Une petite chauve-souris qui s'était engouffrée par une fenêtre ouverte décrivit plusieurs cercles affolés au-dessus des têtes chenues des professeurs. Typique des nuits toscanes, son intrusion resta ignorée par toute l'assemblée.

- Cupidité et pendaison, disais-je... - Le docteur Lecter avait repris sa voix de conférencier. - Associées l'une à l'autre depuis l'Antiquité, c'est ainsi qu'elles apparaissent dans maints exemples artistiques.

Il prit en main le déclencheur électrique et le projecteur s'anima, commençant à envoyer une succession rapide d'images sur le drap tendu au mur.

- Voici la première représentation connue de la Crucifixion, gravée sur une boîte en ivoire qui remonte à la Gaule du Ve siècle. Vous y voyez également la mort par pendaison de Judas, dont le visage est levé vers la branche qui le soutient. Et ici encore, sur ce reliquaire milanais du IVe siècle, ou là, un diptyque en ivoire datant du IXe siècle, Judas est pendu et il continue à regarder vers le haut !

La chauve-souris voletait contre l'écran improvisé, à la recherche d'insectes.

- Sur ce panneau des portes de la cathédrale de Benevento, Judas est représenté avec les intestins jaillissant de son corps éventré, ainsi que saint Luc, le médecin, l'a décrit dans les Actes des Apôtres. Ici, il meurt assailli par les Harpies, avec au-dessus de lui la face de Caïn dans la lune, et là il est peint par votre cher Giotto, à nouveau avec les viscères pendants. Et enfin, dans cette édition de L'Infemo datée du XVe, voici le corps de Pietro Della Vigna pendu à un arbre sanguinolent. Je n'ai pas besoin de souligner l'évidente similitude avec Judas l'Iscariote.

» Mais dans son génie Dante se passait aisément de toute illustration : il est capable de faire parler Della Vigna voué aux Enfers avec le rythme heurté, les consonnes sifflantes péniblement prononcées, la voix étranglée de quelqu'un dont le cou serait encore pris dans la corde. Écoutez-le se décrire quand, avec d'autres damnés, il doit traîner sa propre dépouille pour la pendre à un buisson de ronces :

 

» Surge in vermena, ed in pianta silvestra :

l’Arpie, pascendo poi delle sue foglie,

fanno dolore, ed al dolor finestra.

 

Les traits habituellement pâles du docteur s'empourprent quand il recrée pour le Studiolo les râles étouffés du torturé. Sur l'écran, l'image de Della Vigna et celle de Judas éventré se succèdent en alternance.

 

Come l'altre verrem per nostre spoglie,

ma non però ch'alcuna sen rivesta :

chè non è giusto aver ciò ch'uom si toglie.
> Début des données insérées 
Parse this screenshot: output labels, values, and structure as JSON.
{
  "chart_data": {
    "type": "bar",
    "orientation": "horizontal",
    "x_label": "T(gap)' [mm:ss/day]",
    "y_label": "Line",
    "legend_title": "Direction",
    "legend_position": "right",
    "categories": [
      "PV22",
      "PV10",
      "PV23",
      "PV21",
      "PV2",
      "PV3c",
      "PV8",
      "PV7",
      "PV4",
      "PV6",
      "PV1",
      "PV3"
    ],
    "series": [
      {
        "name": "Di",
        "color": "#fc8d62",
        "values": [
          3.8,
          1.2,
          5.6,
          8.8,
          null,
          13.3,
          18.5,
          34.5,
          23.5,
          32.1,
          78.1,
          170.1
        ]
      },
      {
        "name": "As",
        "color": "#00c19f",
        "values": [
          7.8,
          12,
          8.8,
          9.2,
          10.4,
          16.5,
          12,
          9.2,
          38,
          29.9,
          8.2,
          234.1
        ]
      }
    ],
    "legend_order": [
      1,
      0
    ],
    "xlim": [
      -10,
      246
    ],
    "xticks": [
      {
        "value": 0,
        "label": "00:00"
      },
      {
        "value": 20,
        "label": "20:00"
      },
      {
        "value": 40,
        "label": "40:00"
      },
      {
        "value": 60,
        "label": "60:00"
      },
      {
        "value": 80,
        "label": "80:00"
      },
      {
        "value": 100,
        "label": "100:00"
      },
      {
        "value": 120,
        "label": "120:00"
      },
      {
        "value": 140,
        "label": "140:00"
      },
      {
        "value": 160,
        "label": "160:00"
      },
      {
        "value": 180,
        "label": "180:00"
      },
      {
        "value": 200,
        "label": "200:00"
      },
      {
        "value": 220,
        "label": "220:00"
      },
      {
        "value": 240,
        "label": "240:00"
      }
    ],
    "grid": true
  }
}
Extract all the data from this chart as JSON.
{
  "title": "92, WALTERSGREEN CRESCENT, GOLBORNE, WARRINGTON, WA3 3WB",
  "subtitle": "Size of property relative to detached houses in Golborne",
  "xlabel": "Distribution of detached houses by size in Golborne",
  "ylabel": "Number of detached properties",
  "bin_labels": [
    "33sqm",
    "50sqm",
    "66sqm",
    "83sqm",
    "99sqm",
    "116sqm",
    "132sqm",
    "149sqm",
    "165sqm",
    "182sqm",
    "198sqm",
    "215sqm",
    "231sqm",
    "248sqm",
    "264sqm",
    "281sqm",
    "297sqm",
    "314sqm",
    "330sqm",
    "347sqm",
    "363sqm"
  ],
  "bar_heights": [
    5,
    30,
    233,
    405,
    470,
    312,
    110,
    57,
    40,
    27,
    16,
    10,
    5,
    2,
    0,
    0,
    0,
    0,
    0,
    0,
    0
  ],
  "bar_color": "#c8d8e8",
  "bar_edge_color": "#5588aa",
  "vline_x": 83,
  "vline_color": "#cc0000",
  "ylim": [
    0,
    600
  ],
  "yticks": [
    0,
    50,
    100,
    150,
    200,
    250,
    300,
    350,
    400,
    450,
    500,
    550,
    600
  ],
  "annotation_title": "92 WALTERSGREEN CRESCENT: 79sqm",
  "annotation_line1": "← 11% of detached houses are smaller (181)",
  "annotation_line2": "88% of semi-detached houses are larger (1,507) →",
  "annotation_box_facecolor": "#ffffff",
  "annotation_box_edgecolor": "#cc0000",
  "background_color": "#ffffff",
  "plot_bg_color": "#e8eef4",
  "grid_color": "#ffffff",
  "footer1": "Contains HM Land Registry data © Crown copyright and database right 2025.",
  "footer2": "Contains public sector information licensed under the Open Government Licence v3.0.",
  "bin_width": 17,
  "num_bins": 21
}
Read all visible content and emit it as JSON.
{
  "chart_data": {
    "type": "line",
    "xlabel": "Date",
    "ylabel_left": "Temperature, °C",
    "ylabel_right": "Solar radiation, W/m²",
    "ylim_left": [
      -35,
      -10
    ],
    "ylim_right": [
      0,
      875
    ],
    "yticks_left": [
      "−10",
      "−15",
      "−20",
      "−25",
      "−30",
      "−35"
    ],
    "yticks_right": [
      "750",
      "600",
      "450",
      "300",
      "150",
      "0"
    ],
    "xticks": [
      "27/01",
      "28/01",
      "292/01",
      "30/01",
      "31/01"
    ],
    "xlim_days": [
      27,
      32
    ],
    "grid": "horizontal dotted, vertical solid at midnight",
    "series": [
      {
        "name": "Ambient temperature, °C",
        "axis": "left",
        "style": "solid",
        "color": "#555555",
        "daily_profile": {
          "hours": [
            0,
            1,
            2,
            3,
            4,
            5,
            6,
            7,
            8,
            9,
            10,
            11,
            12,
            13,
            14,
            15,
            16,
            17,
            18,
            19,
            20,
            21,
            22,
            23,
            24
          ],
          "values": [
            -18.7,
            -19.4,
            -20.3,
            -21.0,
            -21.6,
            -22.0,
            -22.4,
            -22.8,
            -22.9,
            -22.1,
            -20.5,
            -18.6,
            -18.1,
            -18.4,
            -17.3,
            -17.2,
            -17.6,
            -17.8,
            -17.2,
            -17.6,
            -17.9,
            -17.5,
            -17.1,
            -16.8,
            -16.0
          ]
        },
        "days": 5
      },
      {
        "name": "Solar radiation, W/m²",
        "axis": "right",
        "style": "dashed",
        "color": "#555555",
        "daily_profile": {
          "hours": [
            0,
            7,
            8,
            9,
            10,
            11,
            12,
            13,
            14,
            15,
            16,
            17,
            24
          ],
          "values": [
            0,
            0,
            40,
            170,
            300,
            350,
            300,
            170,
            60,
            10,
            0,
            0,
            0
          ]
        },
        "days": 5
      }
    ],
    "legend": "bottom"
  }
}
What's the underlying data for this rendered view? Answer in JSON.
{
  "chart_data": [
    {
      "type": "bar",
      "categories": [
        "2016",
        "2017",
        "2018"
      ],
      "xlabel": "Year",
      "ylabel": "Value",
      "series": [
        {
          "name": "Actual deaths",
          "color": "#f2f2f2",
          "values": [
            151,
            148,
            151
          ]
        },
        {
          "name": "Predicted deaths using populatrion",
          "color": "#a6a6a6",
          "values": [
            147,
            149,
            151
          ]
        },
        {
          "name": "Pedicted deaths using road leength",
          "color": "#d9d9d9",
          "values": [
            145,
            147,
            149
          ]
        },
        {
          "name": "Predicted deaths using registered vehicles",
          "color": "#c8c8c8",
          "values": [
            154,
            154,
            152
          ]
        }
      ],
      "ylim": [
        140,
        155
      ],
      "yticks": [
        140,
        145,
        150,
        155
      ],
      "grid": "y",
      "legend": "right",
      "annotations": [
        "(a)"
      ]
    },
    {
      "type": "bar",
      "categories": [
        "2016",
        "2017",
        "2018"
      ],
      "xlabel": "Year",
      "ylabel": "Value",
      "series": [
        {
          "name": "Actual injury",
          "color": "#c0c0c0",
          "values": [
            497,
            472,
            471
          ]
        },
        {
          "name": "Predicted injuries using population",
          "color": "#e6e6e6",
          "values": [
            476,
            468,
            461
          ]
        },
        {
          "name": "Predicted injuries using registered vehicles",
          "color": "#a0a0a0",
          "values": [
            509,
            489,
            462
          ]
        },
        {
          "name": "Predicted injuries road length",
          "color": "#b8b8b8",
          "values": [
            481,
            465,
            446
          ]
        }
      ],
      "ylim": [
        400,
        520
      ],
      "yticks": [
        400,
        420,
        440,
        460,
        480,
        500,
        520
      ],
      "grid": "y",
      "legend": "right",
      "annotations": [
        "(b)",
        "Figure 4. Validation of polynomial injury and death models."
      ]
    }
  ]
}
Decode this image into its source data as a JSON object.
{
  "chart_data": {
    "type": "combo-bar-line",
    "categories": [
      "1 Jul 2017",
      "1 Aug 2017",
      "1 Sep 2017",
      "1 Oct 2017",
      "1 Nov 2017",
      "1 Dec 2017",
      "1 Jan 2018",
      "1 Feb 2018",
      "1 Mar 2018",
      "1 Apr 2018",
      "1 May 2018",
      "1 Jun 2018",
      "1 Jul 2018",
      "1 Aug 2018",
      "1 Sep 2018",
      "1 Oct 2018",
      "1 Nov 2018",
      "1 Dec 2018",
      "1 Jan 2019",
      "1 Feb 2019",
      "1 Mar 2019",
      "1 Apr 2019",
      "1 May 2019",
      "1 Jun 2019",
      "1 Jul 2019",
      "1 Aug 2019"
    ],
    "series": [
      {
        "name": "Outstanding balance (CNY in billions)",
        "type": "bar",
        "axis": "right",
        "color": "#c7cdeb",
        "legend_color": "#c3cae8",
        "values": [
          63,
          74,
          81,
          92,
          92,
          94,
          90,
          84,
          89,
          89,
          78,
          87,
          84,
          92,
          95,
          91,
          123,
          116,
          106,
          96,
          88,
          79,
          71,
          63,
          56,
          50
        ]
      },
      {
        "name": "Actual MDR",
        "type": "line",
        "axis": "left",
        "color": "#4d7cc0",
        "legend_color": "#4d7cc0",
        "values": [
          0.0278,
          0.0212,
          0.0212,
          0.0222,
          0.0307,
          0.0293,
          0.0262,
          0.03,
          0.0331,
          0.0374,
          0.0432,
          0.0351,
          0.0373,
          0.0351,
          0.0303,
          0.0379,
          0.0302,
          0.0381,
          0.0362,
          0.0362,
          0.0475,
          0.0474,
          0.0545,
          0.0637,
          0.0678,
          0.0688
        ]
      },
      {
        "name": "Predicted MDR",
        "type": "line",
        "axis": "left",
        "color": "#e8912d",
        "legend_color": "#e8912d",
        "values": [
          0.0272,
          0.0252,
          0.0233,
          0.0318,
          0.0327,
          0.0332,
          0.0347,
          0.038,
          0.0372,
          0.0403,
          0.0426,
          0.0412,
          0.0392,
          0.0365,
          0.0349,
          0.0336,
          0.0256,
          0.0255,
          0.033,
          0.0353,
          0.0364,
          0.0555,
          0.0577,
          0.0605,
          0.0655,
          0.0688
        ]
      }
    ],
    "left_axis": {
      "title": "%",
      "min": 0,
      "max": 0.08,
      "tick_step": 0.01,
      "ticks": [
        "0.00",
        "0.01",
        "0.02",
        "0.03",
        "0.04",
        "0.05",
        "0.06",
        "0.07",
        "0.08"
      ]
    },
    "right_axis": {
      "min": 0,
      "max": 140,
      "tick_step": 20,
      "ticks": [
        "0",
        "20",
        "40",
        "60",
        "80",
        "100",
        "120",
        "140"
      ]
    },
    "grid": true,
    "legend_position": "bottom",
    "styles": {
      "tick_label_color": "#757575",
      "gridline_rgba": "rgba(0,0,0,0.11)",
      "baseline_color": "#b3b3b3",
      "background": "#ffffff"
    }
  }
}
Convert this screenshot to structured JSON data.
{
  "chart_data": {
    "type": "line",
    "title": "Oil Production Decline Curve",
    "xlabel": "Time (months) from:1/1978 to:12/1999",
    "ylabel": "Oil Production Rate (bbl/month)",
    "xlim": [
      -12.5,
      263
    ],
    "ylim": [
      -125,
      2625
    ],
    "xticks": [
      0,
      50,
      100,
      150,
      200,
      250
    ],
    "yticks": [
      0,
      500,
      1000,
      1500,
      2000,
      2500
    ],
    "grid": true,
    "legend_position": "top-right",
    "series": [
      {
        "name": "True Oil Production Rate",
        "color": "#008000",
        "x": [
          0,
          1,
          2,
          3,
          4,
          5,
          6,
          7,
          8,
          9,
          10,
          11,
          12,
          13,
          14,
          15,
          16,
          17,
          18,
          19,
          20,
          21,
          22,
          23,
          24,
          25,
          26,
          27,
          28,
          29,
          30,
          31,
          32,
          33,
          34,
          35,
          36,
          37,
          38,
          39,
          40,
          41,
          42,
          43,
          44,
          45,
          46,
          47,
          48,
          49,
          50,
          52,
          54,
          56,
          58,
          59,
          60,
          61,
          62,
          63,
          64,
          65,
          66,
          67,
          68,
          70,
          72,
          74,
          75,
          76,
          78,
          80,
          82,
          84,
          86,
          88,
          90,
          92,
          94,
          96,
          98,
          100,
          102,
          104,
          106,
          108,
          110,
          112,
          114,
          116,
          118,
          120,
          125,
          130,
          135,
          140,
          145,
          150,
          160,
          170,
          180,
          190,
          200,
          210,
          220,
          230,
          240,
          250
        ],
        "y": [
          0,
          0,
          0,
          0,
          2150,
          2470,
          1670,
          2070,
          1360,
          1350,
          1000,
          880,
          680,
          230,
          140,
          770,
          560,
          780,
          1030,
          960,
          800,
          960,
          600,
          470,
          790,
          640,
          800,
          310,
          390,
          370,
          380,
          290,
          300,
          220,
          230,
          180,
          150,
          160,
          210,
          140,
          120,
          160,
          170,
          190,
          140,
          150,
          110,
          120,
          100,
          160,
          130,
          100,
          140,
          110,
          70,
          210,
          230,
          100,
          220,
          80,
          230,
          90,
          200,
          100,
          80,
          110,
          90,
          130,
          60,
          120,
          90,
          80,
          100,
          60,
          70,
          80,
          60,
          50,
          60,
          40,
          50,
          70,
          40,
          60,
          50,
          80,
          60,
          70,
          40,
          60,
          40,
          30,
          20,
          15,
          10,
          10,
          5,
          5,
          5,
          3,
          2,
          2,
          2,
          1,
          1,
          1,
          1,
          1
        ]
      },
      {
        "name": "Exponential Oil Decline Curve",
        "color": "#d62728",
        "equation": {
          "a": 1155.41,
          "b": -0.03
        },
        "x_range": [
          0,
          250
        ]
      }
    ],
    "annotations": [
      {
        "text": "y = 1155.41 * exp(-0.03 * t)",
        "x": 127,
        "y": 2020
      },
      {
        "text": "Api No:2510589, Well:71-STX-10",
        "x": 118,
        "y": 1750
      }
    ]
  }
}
» Qui le strascineremo, e per la mesta

selva saranno i nostri corpi appesi,

ciascuno al prun de l'ombra sua molesta.

 

» Ainsi, Dante donne un écho sonore à la mort de Judas dans celle de Pietro Della Vigna, tous deux punis des mêmes crimes de cupidité et de trahison.

» Ahithophel, Judas, votre Pietro Della Vigna... Cupidité, pendaison, autodestruction, l'appât du gain aussi destructeur que le nœud coulant. Et que dit le suicidé florentin anonyme pleurant des larmes de sang sur son sort à la fin du canto?

 

» Io fei giubbetto a me delle mie case.

» Je me fis un gibet de ma propre demeure...

 

» Une prochaine fois, vous aimerez peut-être évoquer le fils de Dante, Pietro. Très étonnamment, il est le seul auteur ancien à avoir établi le lien entre Pietro Della Vigna et Judas à propos du Chant XIII de L'Infemo. Je pense qu'il serait aussi intéressant d'explorer le thème de la morsure dans l’œuvre dantesque. Ainsi du comte Ugolin enfonçant ses dents dans la tête de l'archevêque, « là où le cerveau se relie à la nuque », et du Satan aux trois gueules broyant dans chaque paire de mâchoires Judas, Brutus et Cassius, tous traîtres, à l'instar de Pietro Della Vigna.